Switching genes on and off to form the spinal column

EMBL Barcelona has conducted a study that has observed how the activation and inactivation of certain genes influences the formation of the spine during embryonic development.

Bright field image of day 7 somitoid. Credit: Marina Sanaki-Matsumiya, Ebisuya Group / EMBL Barcelona

Miki Ebisuya’s group at the European Molecular Biology Laboratory – Barcelona (EMBL Barcelona) has managed to recreate for the first time how the spine is formed during embryonic development. They have done this by creating an in vitro 3D model that mimics the somites, which are the precursor structures of the vertebrae, ribs and skeletal muscles.

The development of the spine is known to be regulated by the segmentation clock, i.e. by a group of genes that are periodically switched on and off, creating oscillating waves. Marina Sanaki-Matsumiya, first author of the study, explains that this segmentation clock is so important because “somites form periodically one by one under this regulation”. She adds that “if this rhythmic formation is interrupted, the vertebrae and ribs do not acquire the right shape and size, leading to congenital bone diseases”.

To carry out this research, the team cultured human stem cells in vitro by creating a 3D model that mimics the somites: the somitoids.
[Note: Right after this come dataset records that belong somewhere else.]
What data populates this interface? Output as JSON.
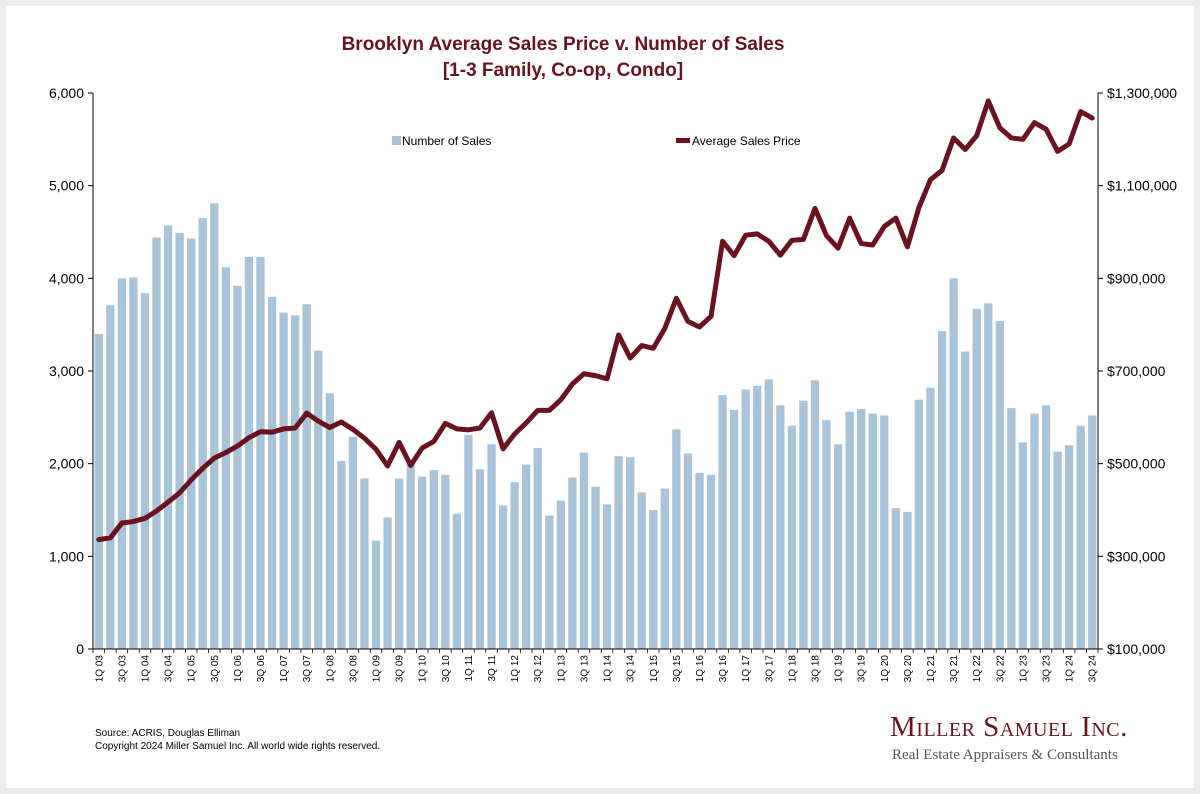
{
  "chart_data": {
    "type": "bar",
    "title": "Brooklyn Average Sales Price v. Number of Sales",
    "subtitle": "[1-3 Family, Co-op, Condo]",
    "categories": [
      "1Q 03",
      "2Q 03",
      "3Q 03",
      "4Q 03",
      "1Q 04",
      "2Q 04",
      "3Q 04",
      "4Q 04",
      "1Q 05",
      "2Q 05",
      "3Q 05",
      "4Q 05",
      "1Q 06",
      "2Q 06",
      "3Q 06",
      "4Q 06",
      "1Q 07",
      "2Q 07",
      "3Q 07",
      "4Q 07",
      "1Q 08",
      "2Q 08",
      "3Q 08",
      "4Q 08",
      "1Q 09",
      "2Q 09",
      "3Q 09",
      "4Q 09",
      "1Q 10",
      "2Q 10",
      "3Q 10",
      "4Q 10",
      "1Q 11",
      "2Q 11",
      "3Q 11",
      "4Q 11",
      "1Q 12",
      "2Q 12",
      "3Q 12",
      "4Q 12",
      "1Q 13",
      "2Q 13",
      "3Q 13",
      "4Q 13",
      "1Q 14",
      "2Q 14",
      "3Q 14",
      "4Q 14",
      "1Q 15",
      "2Q 15",
      "3Q 15",
      "4Q 15",
      "1Q 16",
      "2Q 16",
      "3Q 16",
      "4Q 16",
      "1Q 17",
      "2Q 17",
      "3Q 17",
      "4Q 17",
      "1Q 18",
      "2Q 18",
      "3Q 18",
      "4Q 18",
      "1Q 19",
      "2Q 19",
      "3Q 19",
      "4Q 19",
      "1Q 20",
      "2Q 20",
      "3Q 20",
      "4Q 20",
      "1Q 21",
      "2Q 21",
      "3Q 21",
      "4Q 21",
      "1Q 22",
      "2Q 22",
      "3Q 22",
      "4Q 22",
      "1Q 23",
      "2Q 23",
      "3Q 23",
      "4Q 23",
      "1Q 24",
      "2Q 24",
      "3Q 24"
    ],
    "x_tick_labels": [
      "1Q 03",
      "3Q 03",
      "1Q 04",
      "3Q 04",
      "1Q 05",
      "3Q 05",
      "1Q 06",
      "3Q 06",
      "1Q 07",
      "3Q 07",
      "1Q 08",
      "3Q 08",
      "1Q 09",
      "3Q 09",
      "1Q 10",
      "3Q 10",
      "1Q 11",
      "3Q 11",
      "1Q 12",
      "3Q 12",
      "1Q 13",
      "3Q 13",
      "1Q 14",
      "3Q 14",
      "1Q 15",
      "3Q 15",
      "1Q 16",
      "3Q 16",
      "1Q 17",
      "3Q 17",
      "1Q 18",
      "3Q 18",
      "1Q 19",
      "3Q 19",
      "1Q 20",
      "3Q 20",
      "1Q 21",
      "3Q 21",
      "1Q 22",
      "3Q 22",
      "1Q 23",
      "3Q 23",
      "1Q 24",
      "3Q 24"
    ],
    "series": [
      {
        "name": "Number of Sales",
        "type": "bar",
        "axis": "left",
        "color": "#a9c4d9",
        "values": [
          3400,
          3710,
          4000,
          4010,
          3840,
          4440,
          4570,
          4490,
          4430,
          4650,
          4810,
          4120,
          3920,
          4230,
          4230,
          3800,
          3630,
          3600,
          3720,
          3220,
          2760,
          2030,
          2290,
          1840,
          1170,
          1420,
          1840,
          1990,
          1860,
          1930,
          1880,
          1460,
          2310,
          1940,
          2210,
          1550,
          1800,
          1990,
          2170,
          1440,
          1600,
          1850,
          2120,
          1750,
          1560,
          2080,
          2070,
          1690,
          1500,
          1730,
          2370,
          2110,
          1900,
          1880,
          2740,
          2580,
          2800,
          2840,
          2910,
          2630,
          2410,
          2680,
          2900,
          2470,
          2210,
          2560,
          2590,
          2540,
          2520,
          1520,
          1480,
          2690,
          2820,
          3430,
          4000,
          3210,
          3670,
          3730,
          3540,
          2600,
          2230,
          2540,
          2630,
          2130,
          2200,
          2410,
          2520
        ]
      },
      {
        "name": "Average Sales Price",
        "type": "line",
        "axis": "right",
        "color": "#6b1220",
        "values": [
          336000,
          340000,
          372000,
          375000,
          382000,
          398000,
          417000,
          437000,
          465000,
          490000,
          512000,
          524000,
          538000,
          556000,
          569000,
          568000,
          575000,
          577000,
          609000,
          592000,
          578000,
          590000,
          574000,
          555000,
          531000,
          495000,
          546000,
          496000,
          534000,
          548000,
          587000,
          575000,
          573000,
          577000,
          610000,
          532000,
          564000,
          588000,
          615000,
          615000,
          638000,
          672000,
          694000,
          690000,
          683000,
          778000,
          728000,
          755000,
          749000,
          792000,
          857000,
          807000,
          795000,
          818000,
          980000,
          949000,
          993000,
          996000,
          980000,
          950000,
          982000,
          984000,
          1051000,
          992000,
          965000,
          1030000,
          975000,
          972000,
          1012000,
          1030000,
          968000,
          1053000,
          1113000,
          1133000,
          1203000,
          1178000,
          1208000,
          1283000,
          1225000,
          1203000,
          1200000,
          1236000,
          1222000,
          1174000,
          1190000,
          1260000,
          1246000
        ]
      }
    ],
    "y_left": {
      "min": 0,
      "max": 6000,
      "ticks": [
        "0",
        "1,000",
        "2,000",
        "3,000",
        "4,000",
        "5,000",
        "6,000"
      ]
    },
    "y_right": {
      "min": 100000,
      "max": 1300000,
      "ticks": [
        "$100,000",
        "$300,000",
        "$500,000",
        "$700,000",
        "$900,000",
        "$1,100,000",
        "$1,300,000"
      ]
    },
    "grid": false,
    "legend_position": "top"
  },
  "footer": {
    "source": "Source: ACRIS, Douglas Elliman",
    "copyright": "Copyright 2024 Miller Samuel Inc.  All world wide rights reserved."
  },
  "logo": {
    "name": "Miller Samuel Inc.",
    "tagline": "Real Estate Appraisers & Consultants"
  }
}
On these organoids, they studied how the segmentation clock regulates development by creating waves of on/off expression in the HES7 gene, which plays a key role in somite growth. They found clear evidence of oscillations, especially when somitogenesis or somite formation was about to begin. In addition, a relationship between somite size and the segmentation clock was observed: “In the somitoids we created, somites had a constant size independent of the initial number of cells,” explains Sanaki-Matsumiya.

However, the oscillatory expression lasts 2 to 3 hours in mice, while in humans the period is 5 to 6 hours. Therefore, the group’s next step will be to understand why embryonic development between species is so different and how it affects the segmentation clock. Lead researcher Miki Ebisuya concludes that “our next project will focus on creating somitoids from different species, measuring their cell proliferation and the speed of cell migration to establish the differences in somitogenesis between species”.